Hundreds fill Havemeyer Street for the 137th annual dancing of The Giglio and Boat
Williamsburg's Our Lady of Mount Carmel church has been hosting the raucous event since 1887
For most of its 12-day run, the Our Lady of Mount Carmel Feast in Williamsburg looks and feels like any other summertime street fair. Coils of sausage sizzle and smoke, mountains of dough get fried, hucksters plead with passersby to play their sucker games, little kids shriek from rickety-looking rides.
But since 1887, the OLMC Feast has also played host to one of Brooklyn’s most chaotic spectacles: the highly ritualized Dancing of the Giglio and Boat, a symbolic reenactment of an encounter that (supposedly) happened in 410 A.D., in the town of Nola, Italy, between Bishop Paolino, a bunch of North African pirates and a Turkish Sultan.
Yesterday was the big lift day this year. Temperatures well above 90 degrees did little to stifle the enthusiasm of the huge crowd on Havemeyer Street, who cheered on a small army of men (and it’s always men) hoisting a 80-foot tall, four-ton, ornately decorated pole up and down the block, plus a less-weighty but still pretty substantial wooden “Boat.”
“The Boat looks small every year,” lifter Thomas Demery told Brooklyn Magazine. “But when you’re under it, it feels five times bigger than it is.”
And it’s not just the physical structures these guys are supporting. Both the Giglio and the Boat also house platforms for a brass band and an emcee who cracks wise (and occasionally breaks into song) throughout the journey.

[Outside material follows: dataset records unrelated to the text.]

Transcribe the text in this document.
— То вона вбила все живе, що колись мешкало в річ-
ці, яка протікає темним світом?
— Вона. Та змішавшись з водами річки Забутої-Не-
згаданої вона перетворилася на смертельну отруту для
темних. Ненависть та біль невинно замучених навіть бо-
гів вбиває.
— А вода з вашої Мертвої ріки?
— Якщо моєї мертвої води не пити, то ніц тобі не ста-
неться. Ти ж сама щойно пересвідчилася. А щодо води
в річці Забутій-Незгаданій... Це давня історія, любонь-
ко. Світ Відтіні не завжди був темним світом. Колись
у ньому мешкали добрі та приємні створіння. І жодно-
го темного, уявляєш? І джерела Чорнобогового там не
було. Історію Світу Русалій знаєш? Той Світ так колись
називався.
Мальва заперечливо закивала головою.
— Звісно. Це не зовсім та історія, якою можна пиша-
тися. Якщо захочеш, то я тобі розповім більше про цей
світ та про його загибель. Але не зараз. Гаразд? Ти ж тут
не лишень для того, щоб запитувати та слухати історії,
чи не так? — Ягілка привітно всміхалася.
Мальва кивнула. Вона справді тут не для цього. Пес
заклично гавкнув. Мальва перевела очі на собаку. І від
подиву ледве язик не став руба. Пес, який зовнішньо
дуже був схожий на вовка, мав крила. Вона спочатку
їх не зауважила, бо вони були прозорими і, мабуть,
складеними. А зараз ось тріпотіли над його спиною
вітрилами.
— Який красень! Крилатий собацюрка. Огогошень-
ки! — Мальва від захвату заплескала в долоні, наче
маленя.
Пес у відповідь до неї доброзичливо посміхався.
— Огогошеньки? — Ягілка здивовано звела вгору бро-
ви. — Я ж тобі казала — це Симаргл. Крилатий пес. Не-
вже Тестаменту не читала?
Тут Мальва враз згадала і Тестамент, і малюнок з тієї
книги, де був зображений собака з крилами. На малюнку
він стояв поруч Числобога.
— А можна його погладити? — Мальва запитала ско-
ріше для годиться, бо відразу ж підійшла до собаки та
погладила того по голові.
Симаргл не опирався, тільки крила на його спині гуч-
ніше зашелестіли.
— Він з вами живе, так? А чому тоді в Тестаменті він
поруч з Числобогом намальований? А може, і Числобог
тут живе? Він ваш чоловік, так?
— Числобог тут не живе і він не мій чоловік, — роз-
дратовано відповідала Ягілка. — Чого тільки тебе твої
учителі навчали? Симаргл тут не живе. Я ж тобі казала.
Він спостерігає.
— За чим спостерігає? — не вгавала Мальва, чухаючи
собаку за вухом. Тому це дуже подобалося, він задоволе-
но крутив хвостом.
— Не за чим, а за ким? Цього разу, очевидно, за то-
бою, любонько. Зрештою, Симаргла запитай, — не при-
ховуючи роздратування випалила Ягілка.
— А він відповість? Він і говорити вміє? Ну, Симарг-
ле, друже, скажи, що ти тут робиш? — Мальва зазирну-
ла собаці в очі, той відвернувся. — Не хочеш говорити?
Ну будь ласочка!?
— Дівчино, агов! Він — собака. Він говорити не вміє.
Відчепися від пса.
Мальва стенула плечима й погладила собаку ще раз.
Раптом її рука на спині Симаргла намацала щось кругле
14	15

The lifters are expected to make the whole thing “dance” by bouncing it up and down on their extremely sweaty shoulders.
It’s a wild scene, with the bands blasting random tunes (the Star Wars theme was on repeat this year for some reason), the capos directing the action in mock-heroic style, security screaming at the spectators to move out of the way, and the kids up on the Boat raining confetti down on everyone.
The whole thing is very much a family tradition for many of those in attendance. Alan Triolo, who grew up nearby but now lives in Connecticut, told us he’s been lifting for 45 years. And Brooklyn native Brian Ficeto said “my dad was a dedicated lifter for many, many years, and my grandfather did it before him. I’m here today to honor my family and loved ones.”
There are three more lifts still to come during the OLMC feast. The night lift — rebranded this year as “Dancing of the Giglio Under the Stars — happens on Wednesday, July 17. The Children’s Lift is on Thursday evening, July 8, and the Old-Timer’s Lift is during the afternoon of the feast’s final day, Sunday, July 21.